The Parties agree that Article 5 (Filing and Registration of Trademark License) of the Trademark Licensing Agreement shall be invalid, and neither Parties need to perform any obligations under such Article 5. The expiration date shall be traced back to the effective date of the Trademark Licensing Agreement.

	
6.
	
Miscellaneous

	
 
	
(1)
	
After this Supplementary Agreement No.2 comes into force, it will become an integral part of and have the same legal effect as the Original Agreements. Except for the clauses explicitly modified in this Supplementary Agreement No.2, the remaining provisions of the Original Agreements shall remain valid.
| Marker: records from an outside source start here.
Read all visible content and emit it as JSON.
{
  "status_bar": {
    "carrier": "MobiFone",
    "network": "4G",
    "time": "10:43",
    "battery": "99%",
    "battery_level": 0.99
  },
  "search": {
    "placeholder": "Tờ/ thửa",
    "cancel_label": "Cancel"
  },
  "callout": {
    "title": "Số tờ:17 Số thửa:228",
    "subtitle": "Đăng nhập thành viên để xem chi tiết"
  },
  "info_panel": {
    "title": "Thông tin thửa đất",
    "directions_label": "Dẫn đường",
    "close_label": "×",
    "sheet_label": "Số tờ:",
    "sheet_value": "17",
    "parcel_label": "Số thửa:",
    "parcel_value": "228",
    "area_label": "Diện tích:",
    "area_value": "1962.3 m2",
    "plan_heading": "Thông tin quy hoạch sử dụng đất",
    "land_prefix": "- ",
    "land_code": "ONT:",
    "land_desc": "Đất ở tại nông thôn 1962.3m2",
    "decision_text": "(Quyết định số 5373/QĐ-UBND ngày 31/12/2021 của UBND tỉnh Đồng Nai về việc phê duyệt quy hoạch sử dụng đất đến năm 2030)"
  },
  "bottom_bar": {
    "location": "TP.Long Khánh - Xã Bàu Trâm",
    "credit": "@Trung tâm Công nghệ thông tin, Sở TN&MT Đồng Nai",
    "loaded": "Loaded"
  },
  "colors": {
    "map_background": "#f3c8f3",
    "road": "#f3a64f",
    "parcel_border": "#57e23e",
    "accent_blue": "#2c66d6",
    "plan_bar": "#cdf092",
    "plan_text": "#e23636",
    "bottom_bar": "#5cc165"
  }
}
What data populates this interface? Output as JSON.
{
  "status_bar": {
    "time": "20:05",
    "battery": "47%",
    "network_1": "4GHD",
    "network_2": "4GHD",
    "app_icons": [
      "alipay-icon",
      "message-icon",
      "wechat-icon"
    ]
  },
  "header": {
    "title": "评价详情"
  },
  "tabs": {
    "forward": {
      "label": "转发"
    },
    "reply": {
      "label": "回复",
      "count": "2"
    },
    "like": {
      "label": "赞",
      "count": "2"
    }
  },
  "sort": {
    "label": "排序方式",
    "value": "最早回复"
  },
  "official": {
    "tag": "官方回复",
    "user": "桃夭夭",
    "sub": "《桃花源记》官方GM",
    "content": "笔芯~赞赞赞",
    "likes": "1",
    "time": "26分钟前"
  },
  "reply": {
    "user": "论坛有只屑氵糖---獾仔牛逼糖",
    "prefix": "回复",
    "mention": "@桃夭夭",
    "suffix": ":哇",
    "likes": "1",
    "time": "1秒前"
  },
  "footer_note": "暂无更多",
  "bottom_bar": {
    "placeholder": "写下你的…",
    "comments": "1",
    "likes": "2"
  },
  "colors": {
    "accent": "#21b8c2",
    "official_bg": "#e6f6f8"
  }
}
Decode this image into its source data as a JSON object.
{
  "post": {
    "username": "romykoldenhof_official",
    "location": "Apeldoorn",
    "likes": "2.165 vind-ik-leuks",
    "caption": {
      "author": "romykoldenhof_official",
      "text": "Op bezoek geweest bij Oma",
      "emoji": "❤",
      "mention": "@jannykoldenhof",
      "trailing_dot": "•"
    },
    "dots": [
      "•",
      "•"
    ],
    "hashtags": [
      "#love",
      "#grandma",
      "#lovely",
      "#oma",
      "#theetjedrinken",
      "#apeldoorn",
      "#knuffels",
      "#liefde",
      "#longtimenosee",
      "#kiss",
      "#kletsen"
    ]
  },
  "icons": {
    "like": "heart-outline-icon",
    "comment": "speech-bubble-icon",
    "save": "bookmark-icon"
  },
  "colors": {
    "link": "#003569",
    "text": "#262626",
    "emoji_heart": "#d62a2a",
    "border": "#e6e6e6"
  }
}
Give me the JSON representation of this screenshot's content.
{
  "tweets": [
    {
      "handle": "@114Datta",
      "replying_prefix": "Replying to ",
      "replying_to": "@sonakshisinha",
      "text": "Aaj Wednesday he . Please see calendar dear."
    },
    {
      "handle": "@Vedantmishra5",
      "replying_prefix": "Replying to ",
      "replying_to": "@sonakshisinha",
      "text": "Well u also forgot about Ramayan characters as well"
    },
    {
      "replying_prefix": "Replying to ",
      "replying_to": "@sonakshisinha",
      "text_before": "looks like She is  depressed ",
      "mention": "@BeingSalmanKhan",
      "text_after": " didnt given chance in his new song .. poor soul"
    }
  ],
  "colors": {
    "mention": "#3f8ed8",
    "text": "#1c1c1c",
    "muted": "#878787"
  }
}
In case of any conflict between this Supplementary Agreement No.2 and the Original Agreements, this Supplementary Agreement No.2 shall prevail.

	
 
	
(2)
	
Unless otherwise agreed in this Supplementary Agreement No.2, all terms used in this Supplementary Agreement No.2 shall have the same meanings given to them in the Original Agreements.

	
 
	
(3)
	
This Supplementary Agreement No.2 is made in two counterparts, with each of the Licensor and the Licensee holding one counterpart, and such two counterparts shall have the same legal force.

	
 
	
(4)
	
This Supplementary Agreement No.2 shall be valid from December 8, 2020 to December 7, 2023. 

 

Annex I

	
1.
	
Licensed Trademarks and Licensed Logos under the Original Agreements

1.1 Trademarks Registered in China

1.2 Notice of Acceptance of Trademark Registration

 

	
2.
	
Licensed Trademarks Newly Added under this Supplementary Agreement No. 2

2.1 Newly-added Trademarks Registered in China

2

 

2.2 Notice of Acceptance of Registration of Newly Added Trademarks 

 

3. Other Licensed Logos under the Trademark Licensing Agreement

 

(The remainder of this page is intentionally left blank)

 

3

 

 

Signature Page 

 

Licensor:

Phoenix Satellite Television Trademark Limited

(Seal)

 

 

Licensee:

Yifeng Lianhe (Beijing) Technology Co., Ltd.